In a nutshell, LLMs are designed to understand and generate text like a human, in addition to other forms of content, based on the vast amount of data used to train them. They have the ability to infer from context, generate coherent and contextually relevant responses, translate to languages other than English, summarize text, answer questions (general conversation and FAQs) and even assist in creative writing or code generation tasks.
They are able to do this thanks to billions of parameters that enable them to capture intricate patterns in language and perform a wide array of language-related tasks. LLMs are revolutionizing applications in various fields, from chatbots and virtual assistants to content generation, research assistance and language translation.
As they continue to evolve and improve, LLMs are poised to reshape the way we interact with technology and access information, making them a pivotal part of the modern digital landscape.
How do Large Language Models (LLMs) work?
LLMs operate by leveraging deep learning techniques and vast amounts of textual data. These models are typically based on a transformer architecture, like the generative pre-trained transformer, which excels at handling sequential data like text input. LLMs consist of multiple layers of neural networks, each with parameters that can be fine-tuned during training, which are enhanced further by a numerous layer known as the attention mechanism, which dials in on specific parts of data sets.

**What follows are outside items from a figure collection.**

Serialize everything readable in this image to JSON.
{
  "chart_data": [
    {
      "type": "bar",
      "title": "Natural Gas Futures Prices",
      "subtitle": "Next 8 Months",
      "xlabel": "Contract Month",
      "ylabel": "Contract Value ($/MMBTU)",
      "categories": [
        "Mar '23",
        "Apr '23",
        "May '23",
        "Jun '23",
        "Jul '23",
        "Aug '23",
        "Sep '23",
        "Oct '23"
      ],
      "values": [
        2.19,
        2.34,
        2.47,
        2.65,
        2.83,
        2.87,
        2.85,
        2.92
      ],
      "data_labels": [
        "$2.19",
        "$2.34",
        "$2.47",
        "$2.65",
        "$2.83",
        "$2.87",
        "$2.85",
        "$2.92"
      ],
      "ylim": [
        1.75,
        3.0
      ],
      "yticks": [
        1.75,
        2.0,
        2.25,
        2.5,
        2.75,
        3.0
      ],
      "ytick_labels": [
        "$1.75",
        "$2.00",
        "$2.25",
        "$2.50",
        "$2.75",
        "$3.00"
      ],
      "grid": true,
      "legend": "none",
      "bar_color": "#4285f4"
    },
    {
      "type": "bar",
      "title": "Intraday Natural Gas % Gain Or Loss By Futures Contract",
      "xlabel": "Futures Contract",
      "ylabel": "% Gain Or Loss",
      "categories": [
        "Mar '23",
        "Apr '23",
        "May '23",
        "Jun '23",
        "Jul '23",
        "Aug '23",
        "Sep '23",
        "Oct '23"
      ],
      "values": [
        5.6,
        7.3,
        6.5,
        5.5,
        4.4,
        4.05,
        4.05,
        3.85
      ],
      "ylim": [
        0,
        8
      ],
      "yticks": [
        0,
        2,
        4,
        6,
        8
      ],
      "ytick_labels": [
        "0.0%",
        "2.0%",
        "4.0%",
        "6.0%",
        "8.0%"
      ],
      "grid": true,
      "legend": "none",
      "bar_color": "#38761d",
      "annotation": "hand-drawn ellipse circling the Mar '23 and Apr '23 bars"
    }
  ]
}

During the training process, these models learn to predict the next word in a sentence based on the context provided by the preceding words. The model does this through attributing a probability score to the recurrence of words that have been tokenized— broken down into smaller sequences of characters. These tokens are then transformed into embeddings, which are numeric representations of this context.
To ensure accuracy, this process involves training the LLM on a massive corpora of text (in the billions of pages), allowing it to learn grammar, semantics and conceptual relationships through zero-shot and self-supervised learning. Once trained on this training data, LLMs can generate text by autonomously predicting the next word based on the input they receive, and drawing on the patterns and knowledge they've acquired. The result is coherent and contextually relevant language generation that can be harnessed for a wide range of NLU and content generation tasks.
Model performance can also be increased through prompt engineering, prompt-tuning, fine-tuning and other tactics like reinforcement learning with human feedback (RLHF) to remove the biases, hateful speech and factually incorrect answers known as “hallucinations” that are often unwanted byproducts of training on so much unstructured data. This is one of the most important aspects of ensuring enterprise-grade LLMs are ready for use and do not expose organizations to unwanted liability, or cause damage to their reputation.
Why are Large Language Models (LLMs) important?
Large language models are incredibly flexible. One model can perform completely different tasks such as answering questions, summarizing documents, translating languages and completing sentences. LLMs have the potential to disrupt content creation and the way people use search engines and virtual assistants.
While not perfect, LLMs are demonstrating a remarkable ability to make predictions based on a relatively small number of prompts or inputs. LLMs can be used for Generative AI (Artificial Intelligence) to produce content based on input prompts in human language.